Do students at various universities differ in how sociable they are? Twenty-five

students were randomly selected from each of three universities in a region and
were asked to report on the amount of time they spent socializing each day with
other students. The result for University X was a mean of 5 hours and an estimated
population variance of 2 hours; for University Y,m = 4, s^2=1.5 ; and for University
Z,M = 6 , s^2 = 2.5 . What should you conclude? Use the .05 level.
(a) Use the steps of hypothesis testing, (b) figure the effect size for the study;
and (c) explain your answers to parts (a) and (b) to someone who has never had
a course in statistics.

(a) To draw a conclusion about the sociability of students at various universities, we can use the steps of hypothesis testing. Here's how you can proceed:

Step 1: State the hypotheses.
- Null Hypothesis (H0): The mean sociability (μ) is the same for all universities.
- Alternative Hypothesis (H1): The mean sociability (μ) differs for at least one university.

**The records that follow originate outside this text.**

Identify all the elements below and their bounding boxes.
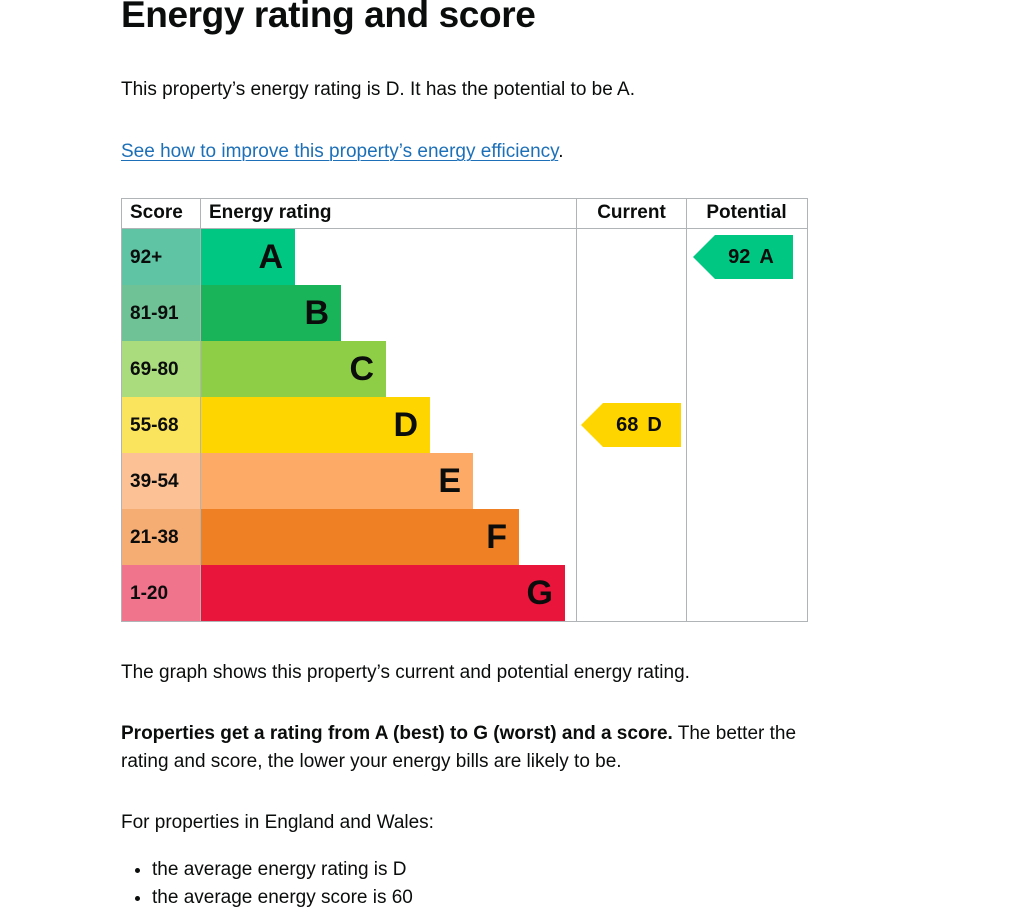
bar-cell-d: D — [201, 397, 577, 453]
score-range-a: 92+ — [122, 229, 201, 285]
band-bar-a: A — [201, 229, 295, 285]
current-cell-e — [577, 453, 687, 509]
bar-cell-a: A — [201, 229, 577, 285]
score-range-d: 55-68 — [122, 397, 201, 453]
improve-link-trailing-period: . — [558, 141, 563, 162]
bar-cell-g: G — [201, 565, 577, 621]
band-row-d: 55-68 D 68 D — [122, 397, 807, 453]
intro-paragraph: This property’s energy rating is D. It h… — [121, 76, 635, 104]
region-lead: For properties in England and Wales: — [121, 809, 434, 837]
band-letter-b: B — [304, 296, 329, 330]
current-cell-d: 68 D — [577, 397, 687, 453]
band-row-b: 81-91 B — [122, 285, 807, 341]
current-marker: 68 D — [581, 403, 681, 447]
band-bar-d: D — [201, 397, 430, 453]
current-band: D — [647, 415, 661, 435]
current-score: 68 — [616, 415, 638, 435]
band-letter-a: A — [258, 240, 283, 274]
potential-cell-d — [687, 397, 806, 453]
band-bar-b: B — [201, 285, 341, 341]
graph-body: 92+ A 92 A 81-91 — [122, 229, 807, 621]
current-cell-a — [577, 229, 687, 285]
band-row-g: 1-20 G — [122, 565, 807, 621]
list-item: the average energy score is 60 — [152, 884, 413, 912]
band-letter-e: E — [438, 464, 461, 498]
potential-cell-a: 92 A — [687, 229, 806, 285]
bar-cell-e: E — [201, 453, 577, 509]
improve-efficiency-link-row: See how to improve this property’s energ… — [121, 138, 564, 166]
band-bar-g: G — [201, 565, 565, 621]
score-range-c: 69-80 — [122, 341, 201, 397]
potential-cell-e — [687, 453, 806, 509]
band-letter-c: C — [349, 352, 374, 386]
rating-explainer-bold: Properties get a rating from A (best) to… — [121, 723, 673, 744]
page-title: Energy rating and score — [121, 0, 535, 35]
band-bar-c: C — [201, 341, 386, 397]
band-row-a: 92+ A 92 A — [122, 229, 807, 285]
band-letter-d: D — [393, 408, 418, 442]
band-bar-e: E — [201, 453, 473, 509]
band-letter-g: G — [527, 576, 553, 610]
band-bar-f: F — [201, 509, 519, 565]
score-range-b: 81-91 — [122, 285, 201, 341]
list-item: the average energy rating is D — [152, 856, 413, 884]
band-row-e: 39-54 E — [122, 453, 807, 509]
score-range-e: 39-54 — [122, 453, 201, 509]
graph-header-row: Score Energy rating Current Potential — [122, 199, 807, 229]
rating-explainer: Properties get a rating from A (best) to… — [121, 720, 821, 776]
header-potential: Potential — [687, 199, 806, 228]
bar-cell-b: B — [201, 285, 577, 341]
current-cell-b — [577, 285, 687, 341]
bar-cell-f: F — [201, 509, 577, 565]
current-cell-g — [577, 565, 687, 621]
score-range-g: 1-20 — [122, 565, 201, 621]
potential-marker: 92 A — [693, 235, 793, 279]
header-current: Current — [577, 199, 687, 228]
potential-cell-c — [687, 341, 806, 397]
band-letter-f: F — [486, 520, 507, 554]
potential-band: A — [759, 247, 773, 267]
potential-score: 92 — [728, 247, 750, 267]
graph-caption: The graph shows this property’s current … — [121, 659, 690, 687]
potential-cell-f — [687, 509, 806, 565]
band-row-c: 69-80 C — [122, 341, 807, 397]
bar-cell-c: C — [201, 341, 577, 397]
score-range-f: 21-38 — [122, 509, 201, 565]
potential-cell-g — [687, 565, 806, 621]
improve-efficiency-link[interactable]: See how to improve this property’s energ… — [121, 141, 558, 162]
energy-rating-graph: Score Energy rating Current Potential 92… — [121, 198, 808, 622]
region-facts-list: the average energy rating is D the avera… — [121, 856, 413, 912]
current-cell-f — [577, 509, 687, 565]
header-score: Score — [122, 199, 201, 228]
potential-cell-b — [687, 285, 806, 341]
band-row-f: 21-38 F — [122, 509, 807, 565]
current-cell-c — [577, 341, 687, 397]
header-energy-rating: Energy rating — [201, 199, 577, 228]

Step 2: Set the significance level.
In this case, the significance level is given as α = 0.05, which means we want to be 95% confident in our conclusion.

Step 3: Compute the test statistic.
Since we are comparing means for three groups, we can use ANOVA (analysis of variance) to test for any significant differences. ANOVA compares the between-group variance with the within-group variance. The test statistic is an F-ratio.

Step 4: Determine the critical value.
Using the significance level α = 0.05 and degrees of freedom for the numerator (k-1) and denominator (N-k), where k is the number of groups and N is the total sample size.

Step 5: Calculate the F-statistic and compare with the critical value.
Calculate the F-statistic using the given means (4, 5, 6) and variances (1.5, 2, 2.5) for the three universities. Compare the F-statistic with the critical value. If the calculated F-statistic is greater than the critical value, reject the null hypothesis.

Step 6: Make a decision and interpret the results.
If the calculated F-statistic is greater than the critical value, that means there is a significant difference in sociability among the universities. If it is not greater, we fail to reject the null hypothesis and conclude that there is not enough evidence to suggest a difference in sociability.

(b) Effect size quantifies the magnitude of the difference between groups. In this case, effect size can be calculated using eta-squared (η²). It represents the proportion of variance in sociability that can be attributed to the differences between universities.

To calculate eta-squared, divide the between-group sum of squares by the total sum of squares:
η² = SSB / SST

Effect sizes can range from 0 to 1, with higher values indicating a larger effect.

(c) When explaining the above to someone unfamiliar with statistics, you can say:
(a) We are testing whether the mean sociability is the same for all universities or if there are differences. We'll compare the means and see if these differences are statistically significant.
(b) Effect size gives an indication of how different the means are between universities. It helps us understand the magnitude of these differences. We'll calculate eta-squared as our effect size, which tells us the proportion of sociability variance that can be attributed to the differences between universities. Higher values mean larger differences.
In summary, we'll use hypothesis testing to determine if there are significant differences in sociability among the universities and calculate effect size to understand the magnitude of these differences.